As the competition for streaming platforms continues to grow, Netflix is having to defend its popularity amount audiences. According to the New York Times, Netflix loss 126,000 domestic subscribers earlier this year. However, Netflix was able to get those subscribers back according to the article. Author Edmund Lee explained, ”The third-quarter results benefited from Netflix’s best-known series, ’Stranger Things, ’ which introduced its hugely anticipated third season over the Fourth of July weekend. The series drew 64 million households in the first four weeks it was available, the company said.”
This was a big comeback for the company and not only helped them draw in more viewers but helped line Netflix’s pockets. Netflix’s stock jumped more than 8% in after-hours trading last week. In addition, the company also reported a large jump in profit from $665 million to $5.2 billion in revenue. This rise in profit follows the addition of 6.8 million new customers this quarter, with 520,000 of them in the United States. Netflix has big plans and big movies to help them beat the soon-to-come streaming platform competitors, Disney and Apple. Both of which plan to release their streaming platforms in November. As of now, Netflix is the nation’s largest digital television network, with over 158 million customers around the world, including 60 million in the United States.
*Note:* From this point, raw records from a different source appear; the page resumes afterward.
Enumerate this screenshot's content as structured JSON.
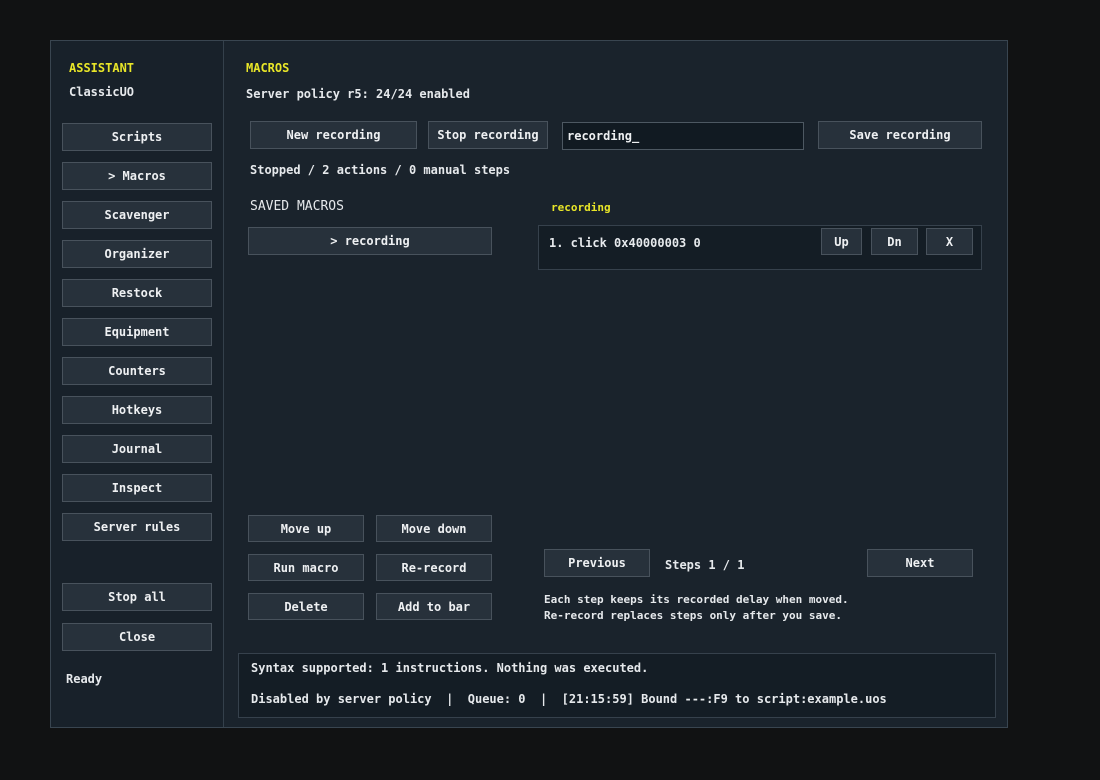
{
  "sidebar": {
    "title": "ASSISTANT",
    "subtitle": "ClassicUO",
    "items": [
      {
        "label": "Scripts"
      },
      {
        "label": "> Macros"
      },
      {
        "label": "Scavenger"
      },
      {
        "label": "Organizer"
      },
      {
        "label": "Restock"
      },
      {
        "label": "Equipment"
      },
      {
        "label": "Counters"
      },
      {
        "label": "Hotkeys"
      },
      {
        "label": "Journal"
      },
      {
        "label": "Inspect"
      },
      {
        "label": "Server rules"
      }
    ],
    "stop_all_label": "Stop all",
    "close_label": "Close",
    "status": "Ready"
  },
  "main": {
    "title": "MACROS",
    "policy": "Server policy r5: 24/24 enabled",
    "new_recording_label": "New recording",
    "stop_recording_label": "Stop recording",
    "recording_name_value": "recording_",
    "save_recording_label": "Save recording",
    "recording_status": "Stopped / 2 actions / 0 manual steps",
    "saved_macros_heading": "SAVED MACROS",
    "saved_macros": [
      {
        "label": "> recording"
      }
    ],
    "selected_macro_name": "recording",
    "steps": [
      {
        "text": "1. click 0x40000003 0",
        "up_label": "Up",
        "down_label": "Dn",
        "delete_label": "X"
      }
    ],
    "move_up_label": "Move up",
    "move_down_label": "Move down",
    "run_macro_label": "Run macro",
    "rerecord_label": "Re-record",
    "delete_label": "Delete",
    "add_to_bar_label": "Add to bar",
    "previous_label": "Previous",
    "steps_page": "Steps 1 / 1",
    "next_label": "Next",
    "note_line1": "Each step keeps its recorded delay when moved.",
    "note_line2": "Re-record replaces steps only after you save."
  },
  "status_bar": {
    "line1": "Syntax supported: 1 instructions. Nothing was executed.",
    "line2": "Disabled by server policy  |  Queue: 0  |  [21:15:59] Bound ---:F9 to script:example.uos"
  },
  "colors": {
    "accent": "#e9e628",
    "background": "#1a232c",
    "button": "#27313b"
  }
}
Disney has been a very popular source of media for decades, creating family friendly stories and shows that has shaped childhoods throughout multiple generations. Disney has also bought a lot of media companies and the size of what they own is being added to their own streaming site, Disney+. Disney+ is a prime example of the issues with media convergence. Julia Alexander reported on Disney’s new “$12.99 bundle for Disney+, Hulu, and ESPN+”. The article discusses how Disney is buying up media, as they already own multiple large movie franchises and have stocks or ownership of 12 television channels. With Disney taking their own content away from HBO, Netflix and even Hulu, they have created a massive streaming source that will fight against competitors and the streaming platforms they have stock in. Alexander discussed how the “$12.99 bundle offers consumers tremendous volume, tremendous quality, and tremendous variety for a good price” (Alexander, 2019). For Disney to become this large of a content provider is staggering because they already touch so much in media. This convergence with other networks makes them untouchable by any competition, especially when they withhold the content they own. Disney is also dabbling in the sports realm, working with ESPN to ensure Disney+ is a one-stop-shop for the family and other viewers. The problem with Disney owning so much is there isn’t any diversity in their media. Having only one source of media creates a monopoly on what information and entertainment audiences receive. This poses a problem because Disney gets a say in anything that is affiliated with them. Touching so much of the media industry makes it very difficult for new content to come through because it must go through Disney first and if a creator’s content isn’t approved by Disney, it may never gain the popularity it deserves.